As expected, the report recommends a number of different approaches to the problem, based on technology, changes in business practice and tighter legislation. For the pharmaceutical industry, the main implication is that the agency expects 'track and trace' technologies to be in place in 2007 in order to provide an audit trail for drugs from production to dispensing.
"The adoption and common use of reliable track and trace technology is feasible in 2007, and would help secure the integrity of the drug supply chain by providing an accurate drug 'pedigree', which is a secure record documenting the drug was manufactured and distributed under safe and secure conditions," says the report.
RFID tagging of products by manufacturers, wholesalers, and retailers is the most promising approach to reliable product tracking and tracing, according to the FDA , which maintains that it will also bring cost-benefits to the industry in areas such as inventory control.
"Most importantly, reliable RFID technology will make the copying of medications either extremely difficult or unprofitable," it said.
Throughout the remainder of 2004, the FDA is recommending that RFID feasibility studies be conducted on pallets, cases and packages of pharmaceuticals, with some manufacturers, drug wholesalers, hospitals and chain drug stores starting to adopt the technology in 2005. In 2007, the system should be in widespread use across the industry.

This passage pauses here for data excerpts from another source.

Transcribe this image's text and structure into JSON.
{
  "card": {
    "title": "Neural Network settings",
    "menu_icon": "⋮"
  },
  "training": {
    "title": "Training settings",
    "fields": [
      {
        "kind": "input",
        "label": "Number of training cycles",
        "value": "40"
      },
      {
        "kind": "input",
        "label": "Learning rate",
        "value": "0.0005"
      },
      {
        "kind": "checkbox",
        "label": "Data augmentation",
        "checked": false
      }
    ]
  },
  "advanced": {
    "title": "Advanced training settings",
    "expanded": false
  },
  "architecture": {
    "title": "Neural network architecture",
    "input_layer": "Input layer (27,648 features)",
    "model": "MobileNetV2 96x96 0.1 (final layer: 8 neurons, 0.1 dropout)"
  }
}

Looking at other ways of discouraging the counterfeiters, the agency has concluded that unit dose packaging (such as blister packs) is not enough of a cost deterrent to counterfeiters, even when combined with tamper-evident technologies.
This means that some other form of authentication technology will likely be required, particularly for products at high risk of being copied. How companies go about notifying the agency of these will be the subject of a separate consultation.
In the meantime, the FDA plans to make it easier for companies that use technologies such as taggants in medicines or inks and holograms on their packaging to get the changes through the regulatory process.
The scale of the problem
Although counterfeiting is still not considered a major public health concern in the US, the FDA has been spurred into action by counterfeit drug investigations that have increased to over 20 per year since 2000, after averaging only five per year through the late 1990s.
Increasingly, these investigations have uncovered well-organised criminal operations involving products that may closely resemble legitimate drugs yet may contain only inactive ingredients, incorrect ingredients and doses, or be contaminated, posing a real public health and safety concern.
According to World Health Organisation estimates, counterfeit medicines comprise 6 per cent of the world market, higher in some areas, and including developed countries. A complicated distribution chain involving several wholesalers and brokers increases the risk of counterfeit products entering this chain.
Moreover, according to a study in The Lancet, in Vietnam, 64 per cent of an anti-malaria pill collected in an investigation did not contain the active drug and led to deaths of patients, while in Africa around half of all malaria drugs are thought to be fake.
The FDA report makes no attempt to gauge the cost of implementing RFID tagging across the pharmaceutical supply chain, nor does it provide any specific guidance for companies importing finished products into the US that have been made overseas.